The arsenal of tools used by ransomware hackers is constantly expanding. Understanding the tools they use is one of the first steps for building effective ransomware defenses.
In a previous post, we looked at Mimikatz and why it’s so popular with ransomware gangs. This post will take a look at RapperBot; what it is, how it works, and how you can protect your network against it.
The Origin of RapperBot
RapperBot was first discovered in June of 2022 when cyber security researchers detected a new variety of malware that had infected over 5,000 IoT (internet of things) devices. Early versions of the bot’s code contained a link to a YouTube rap music video; hence the name.
The malware had segments of code from Mirai Bot, a piece of malware known for taking down websites with DDoS attacks. A Mirai bot attack rendered Twitter (now X), GitHub, Netflix, Reddit and AirBnB inaccessible to millions over a period of hours.
RapperBot expanded Mirai bot’s functionality by adding a brute force function. This allows RapperBot to crack SSH keys and infect even more devices than Mirai. It also has the ability to modify the list of authorized keys on a device so that the infected device remains connected to a RapperBot botnet even after RapperBot is removed from a device.

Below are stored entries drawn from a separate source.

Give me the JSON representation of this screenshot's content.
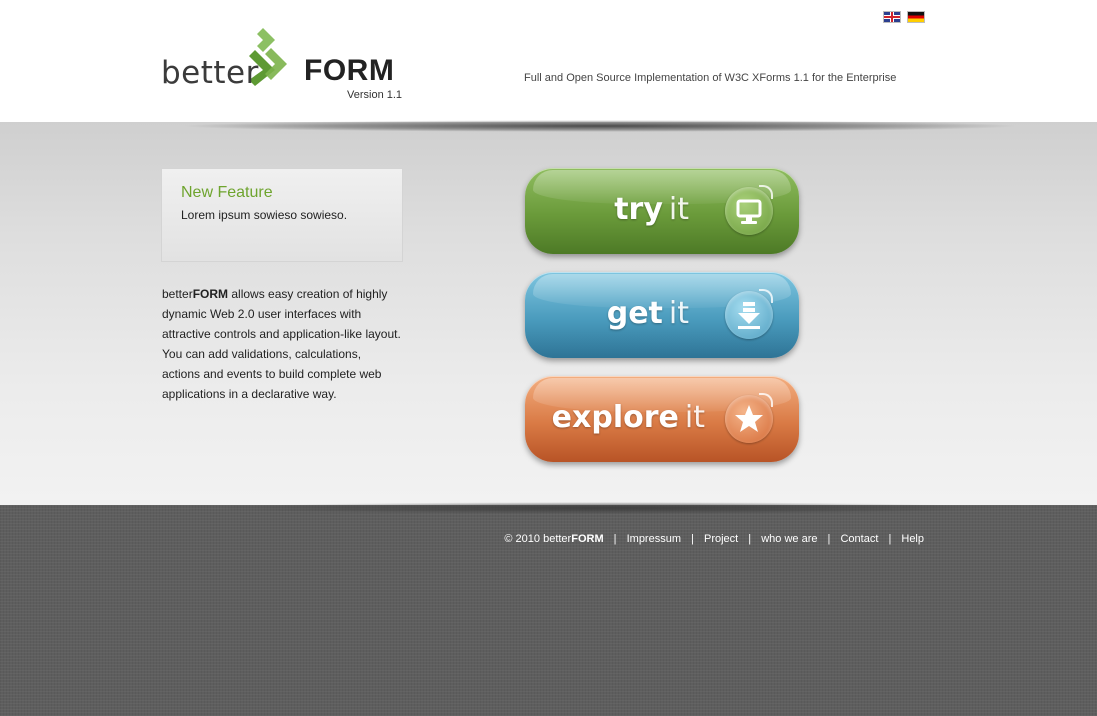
{
  "header": {
    "flags": {
      "english": "english-flag-icon",
      "german": "german-flag-icon"
    },
    "logo": {
      "better": "better",
      "form": "FORM",
      "version": "Version 1.1",
      "mark": "betterform-arrow-logo-icon"
    },
    "tagline": "Full and Open Source Implementation of W3C XForms 1.1 for the Enterprise"
  },
  "feature": {
    "title": "New Feature",
    "text": "Lorem ipsum sowieso sowieso."
  },
  "description": {
    "brand_light": "better",
    "brand_bold": "FORM",
    "text": " allows easy creation of highly dynamic Web 2.0 user interfaces with attractive controls and application-like layout. You can add validations, calculations, actions and events to build complete web applications in a declarative way."
  },
  "buttons": [
    {
      "strong": "try",
      "light": "it",
      "icon": "monitor-icon",
      "color": "#6a9a3a"
    },
    {
      "strong": "get",
      "light": "it",
      "icon": "download-icon",
      "color": "#4a9bbd"
    },
    {
      "strong": "explore",
      "light": "it",
      "icon": "star-icon",
      "color": "#d97a45"
    }
  ],
  "footer": {
    "copyright_prefix": "© 2010 better",
    "copyright_brand": "FORM",
    "separator": "|",
    "links": [
      "Impressum",
      "Project",
      "who we are",
      "Contact",
      "Help"
    ]
  },
  "colors": {
    "accent_green": "#6ea42e",
    "footer_bg": "#5e5e5e",
    "header_bg": "#ffffff"
  }
}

Finally, RapperBot also features obfuscation which changes the appearance of its code and makes it more difficult for anti-malware software to detect it. A true cybersecurity nightmare.
How does RapperBot Work?
In a nutshell, RapperBot works by deploying brute force attacks on devices with Linux SSH servers. It tries a large number of username and password combinations until it finds a match.
Once it infiltrates a device, it gains root access and then begins spreading to other devices. After infecting enough devices, it forms a botnet.
Even though each device may have limited resources, once there are tens of thousands of infected devices in a botnet, the collective resources are massive.
Why do ransomware hackers use botnets?
With tens or hundreds of thousands of devices under their control, hackers have both computing power and bandwidth at their disposal. This can be used for all kinds of evil purposes; most commonly distributed denial-of-service (DDoS) attacks. DDoS attacks can flood a website with traffic, causing it to crash.
A growing number of ransomware hacker gangs are turning to triple extortion ransomware attacks. In addition to encrypting files and stealing data and threatening to release it, they try to increase the pressure using DDoS attacks.
Hackers can do all kinds of other things with botnets too. Some botnets hijack computing resources to mine cryptocurrency. Others are used to search for vulnerable networks and break in. In some cases, they distribute spam emails that may contain ransomware links.
Data centers don’t allow illegal activity, so hackers can turn to botnets to get the computing resources they need. Botnets also help them to hide their actual location or identity.
What do more potent botnets mean from ransomware?
Bigger and badder botnets mean more resources in the hands of hackers, which could mean more ransomware attacks. The ransomware ecosystem relies heavily on specialization. Many services, from ransomware software itself, to breaking into networks, to DDoS attacks, are contracted out by specialists.
That means the attacker that breaks into a network may be paying multiple service providers for the tools that he used to extort money from a company. More botnets mean more services, more competition on the black market, and lower prices for hackers. In short, more innovation in botnets means a more dangerous threat landscape.
What can you do to protect yourself?
We need to start viewing cybersecurity not only as a way to protect ourselves, but also as a kind of community service. Leaving devices unsecured not only puts us at risk, but also helps hackers to victimize others.
In the same way that we don’t throw trash on the ground in public out of consideration to others, we also need to stop being apathetic about leaving access credentials with their default username and password combinations, not keeping up to date with patches, and other lax security practices.
At the same time, it’s important to be aware of how botnets are used and to make appropriate countermeasures. All the usual cybersecurity advice applies, but anti-DDoS software can be an especially useful addition to a cybersecurity suite.
Protection from DDoS attacks remove one more tool that ransomware hackers can use to pressure you, which can help tip the balance in your favor.